A WAF operating in its default configuration blocks basic SQL injection and cross-site scripting attempts. It catches automated scanner traffic and script kiddie attacks. Against a skilled attacker who understands how WAFs work, default rules offer significantly less protection than the marketing material suggests.
How Attackers Bypass WAFs
WAF evasion is a well-documented discipline. Encoding payloads in unusual character sets, fragmenting requests across multiple packets, using HTTP parameter pollution, and exploiting differences between how the WAF and the application parse input all provide bypass routes. A determined attacker with access to a copy of your WAF product can test bypass techniques offline before launching them against your production environment.
Business logic vulnerabilities bypass WAFs entirely because they involve legitimate-looking requests. A WAF cannot determine whether a user is authorised to access a particular record, whether a discount code is being reused fraudulently, or whether an API endpoint exposes more data than intended.
William Fieldhouse, Director of Aardwolf Security Ltd, comments: “We bypass WAFs routinely during testing engagements. The typical approach involves identifying the WAF product, then applying known evasion techniques specific to that vendor. Most WAFs in their default configuration add minutes to an attack timeline rather than preventing the attack altogether. Custom rules and virtual patching improve things significantly, but they require ongoing maintenance that many organisations neglect.”

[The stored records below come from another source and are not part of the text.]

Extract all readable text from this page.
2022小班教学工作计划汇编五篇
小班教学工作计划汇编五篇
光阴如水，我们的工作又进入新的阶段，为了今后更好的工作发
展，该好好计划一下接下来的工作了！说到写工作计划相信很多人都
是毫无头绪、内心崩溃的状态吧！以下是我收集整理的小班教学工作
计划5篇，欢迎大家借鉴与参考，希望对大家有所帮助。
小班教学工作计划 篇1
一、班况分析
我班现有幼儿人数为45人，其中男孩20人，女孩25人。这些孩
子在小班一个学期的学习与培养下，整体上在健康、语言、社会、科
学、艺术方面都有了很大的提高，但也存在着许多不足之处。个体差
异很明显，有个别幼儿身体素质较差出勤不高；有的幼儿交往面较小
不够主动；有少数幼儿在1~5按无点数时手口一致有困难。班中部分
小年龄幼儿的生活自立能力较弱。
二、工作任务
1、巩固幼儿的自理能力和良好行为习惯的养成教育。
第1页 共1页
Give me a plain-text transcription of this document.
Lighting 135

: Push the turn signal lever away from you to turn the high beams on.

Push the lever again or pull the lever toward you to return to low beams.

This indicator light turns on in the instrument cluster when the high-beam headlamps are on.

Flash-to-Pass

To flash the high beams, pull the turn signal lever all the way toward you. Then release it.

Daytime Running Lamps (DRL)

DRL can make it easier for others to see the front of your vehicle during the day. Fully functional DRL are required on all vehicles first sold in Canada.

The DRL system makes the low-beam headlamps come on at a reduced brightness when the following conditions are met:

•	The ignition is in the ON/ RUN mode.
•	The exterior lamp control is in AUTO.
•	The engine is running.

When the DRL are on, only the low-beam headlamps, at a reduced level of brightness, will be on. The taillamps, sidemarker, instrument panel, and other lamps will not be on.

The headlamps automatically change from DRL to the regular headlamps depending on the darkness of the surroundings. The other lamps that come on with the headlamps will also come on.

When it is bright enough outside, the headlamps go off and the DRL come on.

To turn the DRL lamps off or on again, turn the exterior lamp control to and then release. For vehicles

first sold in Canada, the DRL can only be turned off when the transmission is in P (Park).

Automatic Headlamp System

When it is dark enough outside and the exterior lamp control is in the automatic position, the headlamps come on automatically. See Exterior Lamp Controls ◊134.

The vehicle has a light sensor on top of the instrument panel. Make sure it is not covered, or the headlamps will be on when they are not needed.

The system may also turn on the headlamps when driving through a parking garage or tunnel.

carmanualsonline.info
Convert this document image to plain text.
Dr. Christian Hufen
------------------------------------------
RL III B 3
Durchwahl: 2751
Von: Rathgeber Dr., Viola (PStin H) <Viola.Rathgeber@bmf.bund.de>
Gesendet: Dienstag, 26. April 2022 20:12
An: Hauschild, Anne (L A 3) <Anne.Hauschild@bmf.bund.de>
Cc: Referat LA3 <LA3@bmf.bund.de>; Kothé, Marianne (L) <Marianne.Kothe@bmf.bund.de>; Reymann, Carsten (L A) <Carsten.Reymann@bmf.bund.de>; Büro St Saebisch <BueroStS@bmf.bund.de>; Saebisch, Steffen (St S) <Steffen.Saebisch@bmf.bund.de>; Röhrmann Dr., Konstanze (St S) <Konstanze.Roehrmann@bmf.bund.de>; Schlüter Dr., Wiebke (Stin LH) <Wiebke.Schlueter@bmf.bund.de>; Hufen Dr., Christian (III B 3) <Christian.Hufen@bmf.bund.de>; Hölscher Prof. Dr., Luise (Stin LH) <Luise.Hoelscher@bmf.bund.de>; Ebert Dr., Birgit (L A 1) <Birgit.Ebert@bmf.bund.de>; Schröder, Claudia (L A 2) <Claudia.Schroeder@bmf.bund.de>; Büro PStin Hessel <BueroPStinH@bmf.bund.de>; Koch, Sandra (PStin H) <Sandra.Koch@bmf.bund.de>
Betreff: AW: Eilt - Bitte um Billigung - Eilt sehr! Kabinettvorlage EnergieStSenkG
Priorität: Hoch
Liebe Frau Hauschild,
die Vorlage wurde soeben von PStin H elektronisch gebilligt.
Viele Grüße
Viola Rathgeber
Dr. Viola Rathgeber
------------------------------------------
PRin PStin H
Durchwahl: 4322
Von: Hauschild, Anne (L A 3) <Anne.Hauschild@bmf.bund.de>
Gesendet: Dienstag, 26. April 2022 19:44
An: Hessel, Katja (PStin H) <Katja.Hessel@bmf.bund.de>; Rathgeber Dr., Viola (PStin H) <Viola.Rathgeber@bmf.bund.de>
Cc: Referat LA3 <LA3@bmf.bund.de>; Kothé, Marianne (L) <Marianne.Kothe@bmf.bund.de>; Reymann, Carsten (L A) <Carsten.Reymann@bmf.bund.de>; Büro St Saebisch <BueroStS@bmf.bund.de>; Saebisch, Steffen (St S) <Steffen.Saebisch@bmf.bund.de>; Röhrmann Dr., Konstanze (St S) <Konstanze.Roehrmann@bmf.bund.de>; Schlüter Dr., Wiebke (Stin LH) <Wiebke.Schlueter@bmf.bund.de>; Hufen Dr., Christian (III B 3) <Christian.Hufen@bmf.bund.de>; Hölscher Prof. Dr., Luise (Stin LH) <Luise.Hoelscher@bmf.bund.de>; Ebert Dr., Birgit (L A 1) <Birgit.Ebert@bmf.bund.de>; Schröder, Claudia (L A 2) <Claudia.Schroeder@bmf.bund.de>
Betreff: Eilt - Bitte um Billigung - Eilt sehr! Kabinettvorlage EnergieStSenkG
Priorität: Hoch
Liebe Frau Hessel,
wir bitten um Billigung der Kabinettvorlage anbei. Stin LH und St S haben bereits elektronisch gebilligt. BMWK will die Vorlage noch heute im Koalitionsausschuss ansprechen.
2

WAFs as Part of a Strategy
A properly configured WAF has genuine value. Virtual patching buys time when a vulnerability is disclosed before a code fix is ready. Custom rules tuned to your application’s specific attack surface block targeted threats. Logging and alerting provide visibility into attack attempts that inform your defensive strategy.
The danger lies in treating a WAF as a silver bullet. It is a compensating control, not a replacement for secure development and thorough web application penetration testing. Test your applications with the WAF enabled and disabled. Both perspectives matter. The WAF-disabled results show your true exposure, whilst WAF-enabled testing validates whether your rules actually block real attack techniques.
The Right Approach
Fix vulnerabilities in code. Use a WAF for defence in depth. Test regularly to verify that both layers work as expected. Request a penetration test quote that includes WAF bypass testing to understand what a motivated attacker could achieve against your deployed defences.
JSON-based attacks pose particular challenges for WAFs. Applications that accept structured JSON payloads process nested objects, arrays, and encoded values that WAF rules struggle to inspect thoroughly. Attackers embed SQL injection and command injection payloads inside deeply nested JSON structures that the WAF parses differently from the application, creating a blind spot at the exact point where security matters most.
Regularly review and update your WAF rules as your application evolves. A rule set tuned for last year’s version of your application may miss new endpoints, changed parameter names, and additional functionality that the original rules were never designed to protect.
A WAF is a valuable tool in a comprehensive security programme. On its own, it provides comfort without corresponding protection.